J'ai ri et ai déposé un baiser sur ses lèvres. Elle s'est étirée de tout son long, comme le ferait les princesses dans les contes de fées, et s'est allongée sur le dos, les bras tendus au-dessus de la tête.

- Bien dormi ?

Elle a tourné la tête vers moi et a remarqué, bien que toujours souriante :

- Dois-je te rappeler que toi et moi, on recommence à zéro ?

J'ai haussé les épaules et me suis assis contre la tête de lit.

- Oui, aujourd'hui nous sommes le premier janvier ; et il faut que je t'avoue qu'hier, dès que je t'ai vue, j'ai demandé ton prénom à tout le monde pour savoir comment t'aborder.

Elle a froncé les sourcils. Elle ne me croyait sûrement pas.

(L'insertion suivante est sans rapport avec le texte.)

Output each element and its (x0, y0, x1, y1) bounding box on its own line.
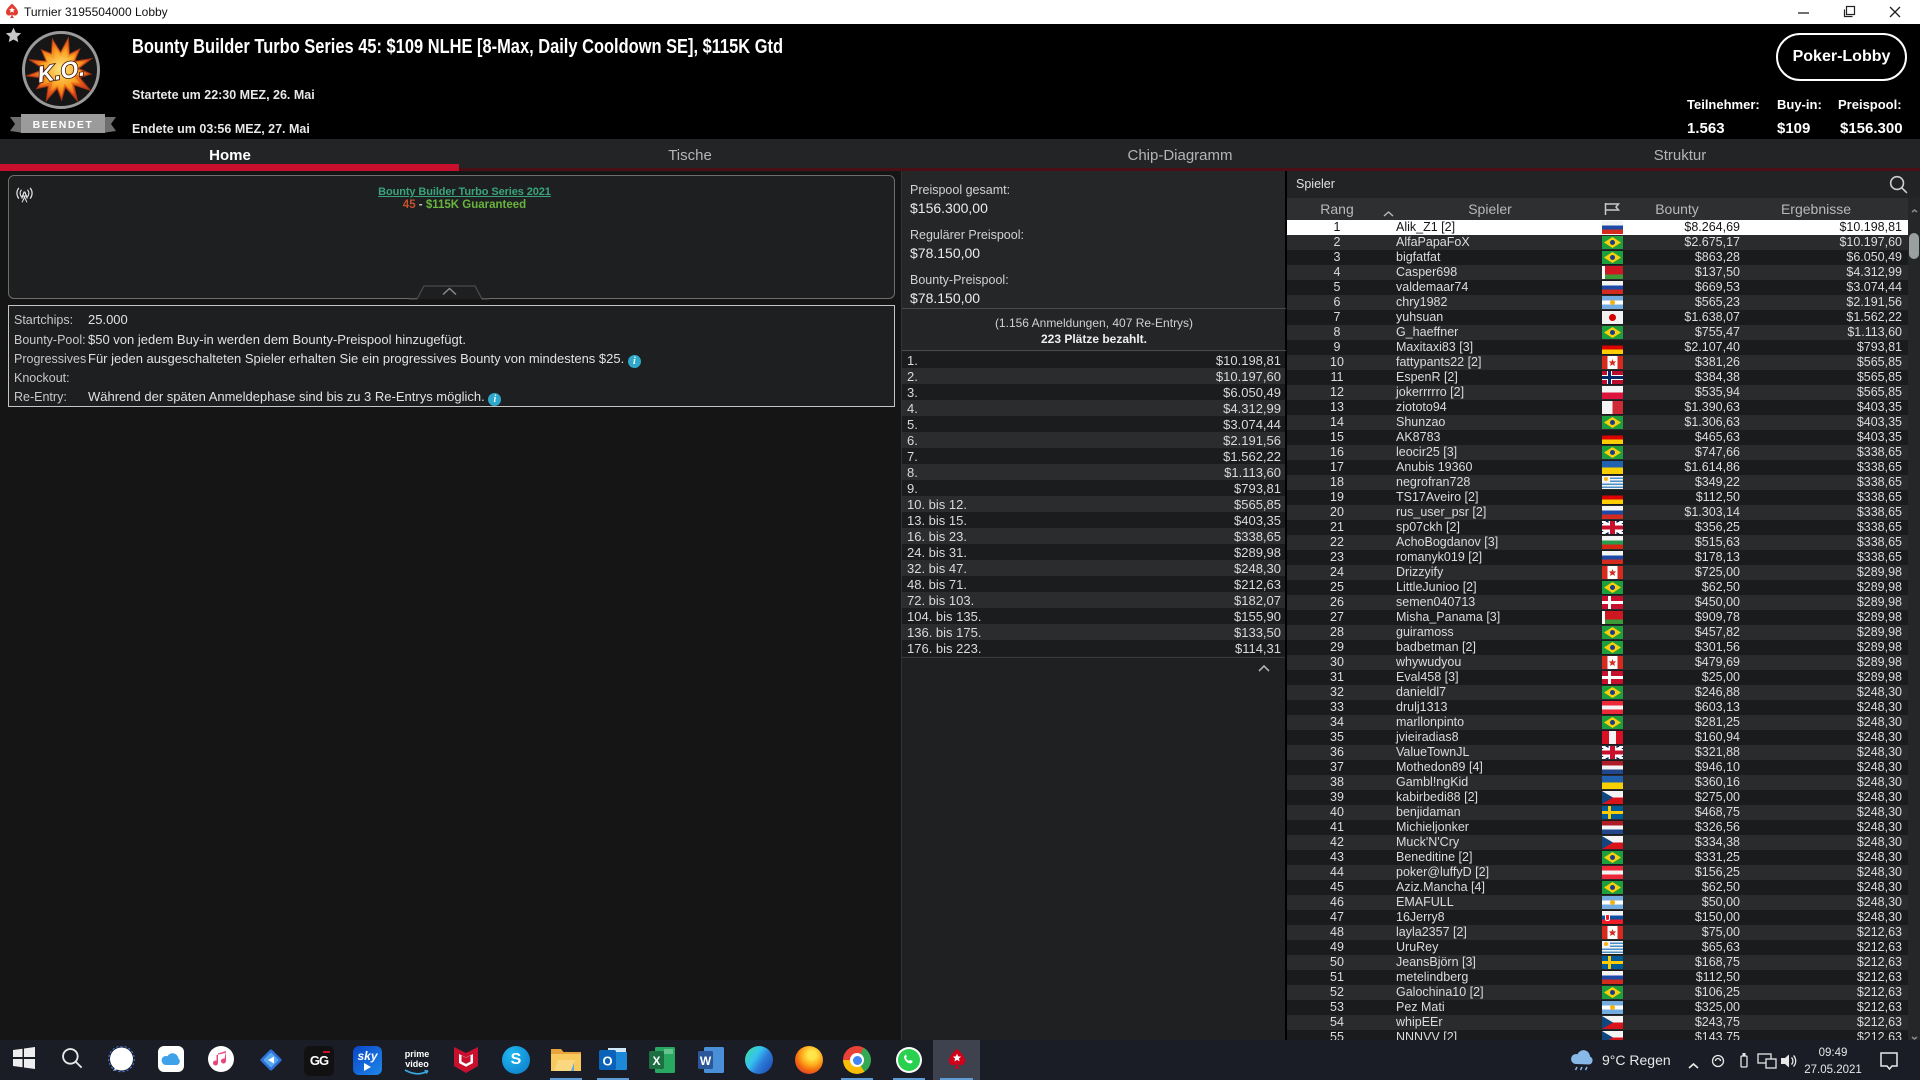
svg-text:A: A (21, 190, 29, 201)
svg-text:O: O (602, 1054, 612, 1069)
svg-text:BEENDET: BEENDET (33, 119, 94, 131)
svg-text:W: W (700, 1054, 712, 1068)
svg-text:X: X (652, 1054, 660, 1068)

- Au final, c'est toi qui es venue à moi. Ce n'est pas plus mal, regarde-nous.

- Côme...

Pourtant, elle n'a rien ajouté. Elle a simplement soupiré, s'est assise à son tour, en face de moi. Elle m'a observé pendant quelques secondes, puis a levé la main jusqu'à ma joue pour la caresser doucement.

- Mes parents viennent aujourd'hui, il va falloir que tu t'en ailles.

- On se reverra ?

Elle a esquissé un sourire. J'ai attrapé sa main et en ai embrassé la paume. Ses doigts se sont entremêlés aux miens.

- On pourrait sortir, un de ces jours, ai-je proposé. Aller voir une expo, ce genre de choses.

- Si tu parles de celle aux Beaux-Arts, je l'ai déjà vue.

- Dommage, c'était la seule que je connaissais.

Elle a pouffé et a lancé malicieusement :

- Tu sais, je ne vais pas aux musées avec mes plans culs.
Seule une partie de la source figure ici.